California: Disney reported stronger-than-expected fiscal third-quarter earnings on Wednesday, with its combined streaming businesses turning a profit ahead of schedule, boosting overall performance.
The entertainment giant posted adjusted earnings per share of 1.39 dollars, surpassing Wall Street's forecast of 1.19 dollars, according to LSEG data. Revenue also exceeded expectations, coming in at 23.16 billion dollars compared to the anticipated 23.07 billion dollars.
Disney's total segment operating income surged by 19 percent to 4.225 billion dollars compared to the same period last year, driven by the positive momentum in its entertainment division, particularly in streaming. For the first time, Disney’s combined streaming businesses — Disney+, Hulu, and ESPN+ — achieved profitability, a milestone that occurred a quarter earlier than anticipated.
During the earnings call, Disney executives highlighted the streaming business's progress toward profitability, a crucial target for media companies as more customers shift to streaming services. CEO Bob Iger praised the company’s recent successes in film and television, which have contributed to the growth of the streaming segment.
The combined streaming businesses reported an operating profit of 47 million dollars, a significant improvement from the 512 million dollars loss reported in the same quarter last year. However, excluding ESPN+, the direct-to-consumer streaming unit still faced a loss of 19 million dollars.
In a notable shift in reporting structure, Disney now categorizes ESPN under its sports unit, while Disney+ and Hulu fall within the direct-to-consumer entertainment segment. Disney+ Core subscribers, which exclude Disney+ Hotstar in India and other regions, rose by 1 percent to 118.3 million, defying earlier expectations of no subscriber growth for the quarter. Hulu subscribers also saw a 2 percent increase, reaching 51.1 million.
The entertainment segment’s revenue increased by 4 percent to 10.58 billion dollars, largely driven by subscription revenue growth due to price hikes and an uptick in Disney+ Core subscribers. However, revenue for Disney’s traditional TV networks declined by 7 percent.
On Tuesday, Disney announced further price increases for its streaming services. Iger addressed these hikes during the earnings call, stating that the company’s growing popularity and consumption give them the confidence to adjust pricing without significant customer loss.

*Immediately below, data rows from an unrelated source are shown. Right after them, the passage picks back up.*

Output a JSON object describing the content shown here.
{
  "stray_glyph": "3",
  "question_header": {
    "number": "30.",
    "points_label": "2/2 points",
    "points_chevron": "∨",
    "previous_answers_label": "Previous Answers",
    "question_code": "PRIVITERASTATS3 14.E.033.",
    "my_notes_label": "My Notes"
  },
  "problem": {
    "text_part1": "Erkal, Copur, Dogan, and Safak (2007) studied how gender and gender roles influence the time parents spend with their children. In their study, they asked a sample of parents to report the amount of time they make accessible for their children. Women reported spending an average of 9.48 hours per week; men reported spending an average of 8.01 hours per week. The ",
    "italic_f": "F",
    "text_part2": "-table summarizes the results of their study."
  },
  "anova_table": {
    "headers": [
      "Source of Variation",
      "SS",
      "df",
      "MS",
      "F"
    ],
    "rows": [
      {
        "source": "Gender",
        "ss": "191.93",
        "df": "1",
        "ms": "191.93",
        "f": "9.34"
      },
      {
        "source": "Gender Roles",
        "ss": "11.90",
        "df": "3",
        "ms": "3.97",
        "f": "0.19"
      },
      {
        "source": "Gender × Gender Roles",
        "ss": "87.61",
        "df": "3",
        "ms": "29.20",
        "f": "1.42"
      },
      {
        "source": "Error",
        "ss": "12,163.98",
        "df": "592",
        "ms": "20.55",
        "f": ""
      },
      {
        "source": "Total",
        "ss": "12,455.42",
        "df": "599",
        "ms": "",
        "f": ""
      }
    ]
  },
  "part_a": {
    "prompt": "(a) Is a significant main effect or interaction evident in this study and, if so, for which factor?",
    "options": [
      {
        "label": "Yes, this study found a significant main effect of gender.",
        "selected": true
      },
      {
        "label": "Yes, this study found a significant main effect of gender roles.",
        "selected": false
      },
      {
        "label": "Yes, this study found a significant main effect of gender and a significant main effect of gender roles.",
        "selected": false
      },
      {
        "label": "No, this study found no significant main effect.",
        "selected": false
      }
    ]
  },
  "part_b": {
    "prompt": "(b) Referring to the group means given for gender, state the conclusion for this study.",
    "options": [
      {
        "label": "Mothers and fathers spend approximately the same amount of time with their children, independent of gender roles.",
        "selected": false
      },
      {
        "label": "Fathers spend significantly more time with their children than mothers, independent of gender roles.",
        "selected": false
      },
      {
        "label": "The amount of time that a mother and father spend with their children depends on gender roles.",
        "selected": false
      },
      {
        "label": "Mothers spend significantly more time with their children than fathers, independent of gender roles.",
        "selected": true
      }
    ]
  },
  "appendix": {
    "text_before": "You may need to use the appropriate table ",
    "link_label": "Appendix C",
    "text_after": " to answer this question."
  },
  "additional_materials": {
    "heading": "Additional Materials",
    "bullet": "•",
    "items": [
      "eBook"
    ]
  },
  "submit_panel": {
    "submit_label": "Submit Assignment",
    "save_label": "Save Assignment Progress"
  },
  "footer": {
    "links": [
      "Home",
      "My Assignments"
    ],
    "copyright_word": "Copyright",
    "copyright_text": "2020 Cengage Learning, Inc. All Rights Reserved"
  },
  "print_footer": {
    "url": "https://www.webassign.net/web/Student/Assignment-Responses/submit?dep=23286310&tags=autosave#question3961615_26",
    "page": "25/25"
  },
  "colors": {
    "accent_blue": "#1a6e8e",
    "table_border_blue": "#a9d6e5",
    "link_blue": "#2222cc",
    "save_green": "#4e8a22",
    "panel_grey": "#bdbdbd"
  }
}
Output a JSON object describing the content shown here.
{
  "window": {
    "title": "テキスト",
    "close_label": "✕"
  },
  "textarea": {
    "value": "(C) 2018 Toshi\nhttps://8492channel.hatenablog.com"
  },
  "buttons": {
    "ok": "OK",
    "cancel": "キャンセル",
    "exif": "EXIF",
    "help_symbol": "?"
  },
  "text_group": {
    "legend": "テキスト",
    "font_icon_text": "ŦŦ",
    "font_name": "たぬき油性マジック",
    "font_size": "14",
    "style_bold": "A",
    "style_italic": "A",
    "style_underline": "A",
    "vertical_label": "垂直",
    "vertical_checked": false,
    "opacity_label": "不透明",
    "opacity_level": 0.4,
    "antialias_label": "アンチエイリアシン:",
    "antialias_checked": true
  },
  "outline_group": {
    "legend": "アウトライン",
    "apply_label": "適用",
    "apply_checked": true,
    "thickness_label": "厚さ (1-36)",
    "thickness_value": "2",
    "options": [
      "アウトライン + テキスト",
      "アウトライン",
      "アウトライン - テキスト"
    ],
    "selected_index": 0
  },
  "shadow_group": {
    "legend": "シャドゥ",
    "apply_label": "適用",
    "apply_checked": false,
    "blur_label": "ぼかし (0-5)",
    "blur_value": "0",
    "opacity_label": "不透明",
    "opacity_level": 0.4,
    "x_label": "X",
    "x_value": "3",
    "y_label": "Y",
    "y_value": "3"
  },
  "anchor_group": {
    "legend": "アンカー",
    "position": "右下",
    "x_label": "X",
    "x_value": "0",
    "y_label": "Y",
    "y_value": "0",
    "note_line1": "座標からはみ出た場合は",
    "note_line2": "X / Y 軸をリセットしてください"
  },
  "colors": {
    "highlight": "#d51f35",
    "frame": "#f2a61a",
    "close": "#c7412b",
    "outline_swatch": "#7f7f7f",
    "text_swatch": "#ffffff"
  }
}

Looking ahead, Iger revealed plans to enhance technology features on Disney’s streaming platforms and introduce live channels in the coming months. He also announced an upcoming crackdown on password sharing, similar to recent moves by Netflix, as part of efforts to boost profitability.
Iger expressed optimism about the future of Disney’s streaming business, hinting at significant growth expected by fiscal 2025. Disney’s overall revenue for the quarter increased by 4 percent to 23.155 billion dollars compared to the same period last year.
ESPN’s domestic and international revenue, excluding Star India, grew by 5 percent, with domestic advertising revenue surging by 17 percent. ESPN’s operating income rose by 4 percent to 1.09 billion dollars, benefiting from a rebound in the ad market, particularly in digital and streaming.
Disney CFO Hugh Johnston noted that the ad market is "really healthy and strong," driven by Disney’s live sports offerings and streaming services. While there was some softness in domestic parks, Johnston highlighted that the entertainment division’s profit tripled during the quarter, underscoring the strength of Disney’s diverse portfolio.